Reliability-must-run agreements are typically reached when an electric grid operator believes a power plant scheduled for closure is still needed to ensure the reliable flow of electricity. The owners of the plants are typically guaranteed a revenue stream that covers the cost of operating the plants, plus an additional payment.

The top trade group for the oil and gas industry was also highly critical of FirstEnergy’s request. The American Petroleum Institute (API) called on FirstEnergy “to stop misleading the public on the future of its power plants in Ohio and Pennsylvania.”

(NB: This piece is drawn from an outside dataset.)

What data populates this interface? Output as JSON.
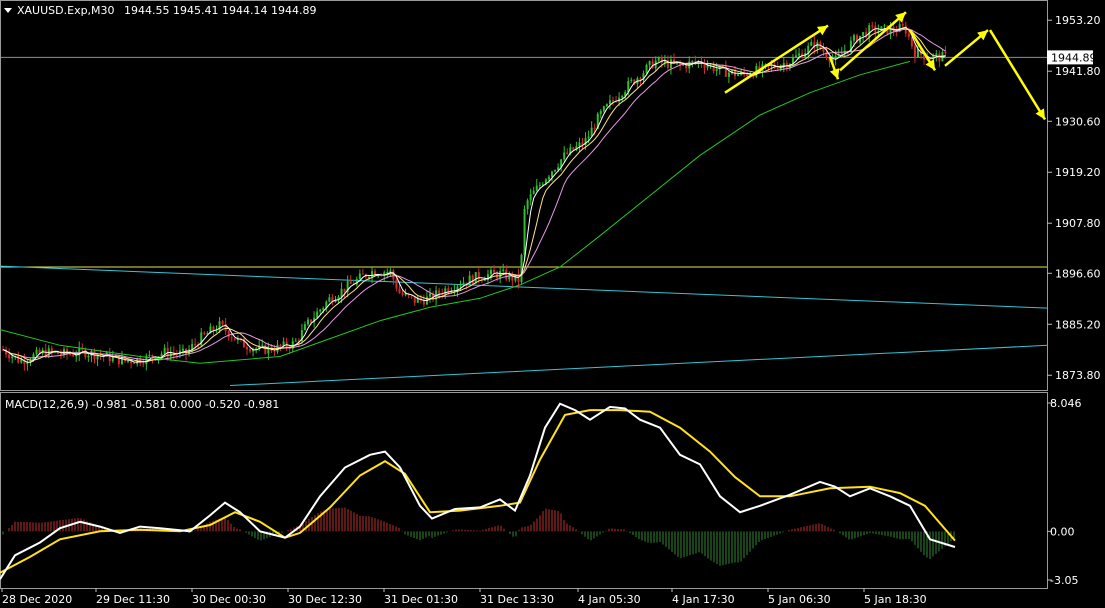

“FirstEnergy’s latest attempt to spread a false narrative surrounding the reliability of the electric grid is nothing more than a ruse that will force Main Street consumers to pay higher prices,” API Market Development Group Director Todd Snitchler said Thrusday in a statement.

FirstEnergy’s claim that the electric grid would be in immediate danger with its power plant retirements is “simply untrue,” API said. “For FirstEnergy to cry wolf on the issue of grid reliability is irresponsible and is the company’s latest attempt to force consumers to pay for a bailout.”

In the application, FirstEnergy subsidiary FirstEnergy Solutions cited a DOE report released earlier this week as a justification for the bailout. The authors of the report, prepared by DOE’s National Energy Technology Laboratory (NETL), stated that so much coal was used during the so-called bomb cyclone in the eastern United States in late December and early January that the nation must find a way to prevent coal plants from shutting down.

Experts have described the NETL report as a “political” document rather than an honest assessment of the state of the nation’s power grid. Mark Kresowik, eastern region deputy director of the Sierra Club’s Beyond Coal campaign, said“You’ve got this supposedly independent lab putting out really shoddy, politicized analysis, and it’s deeply disturbing from a grid reliability and consumer cost perspective.”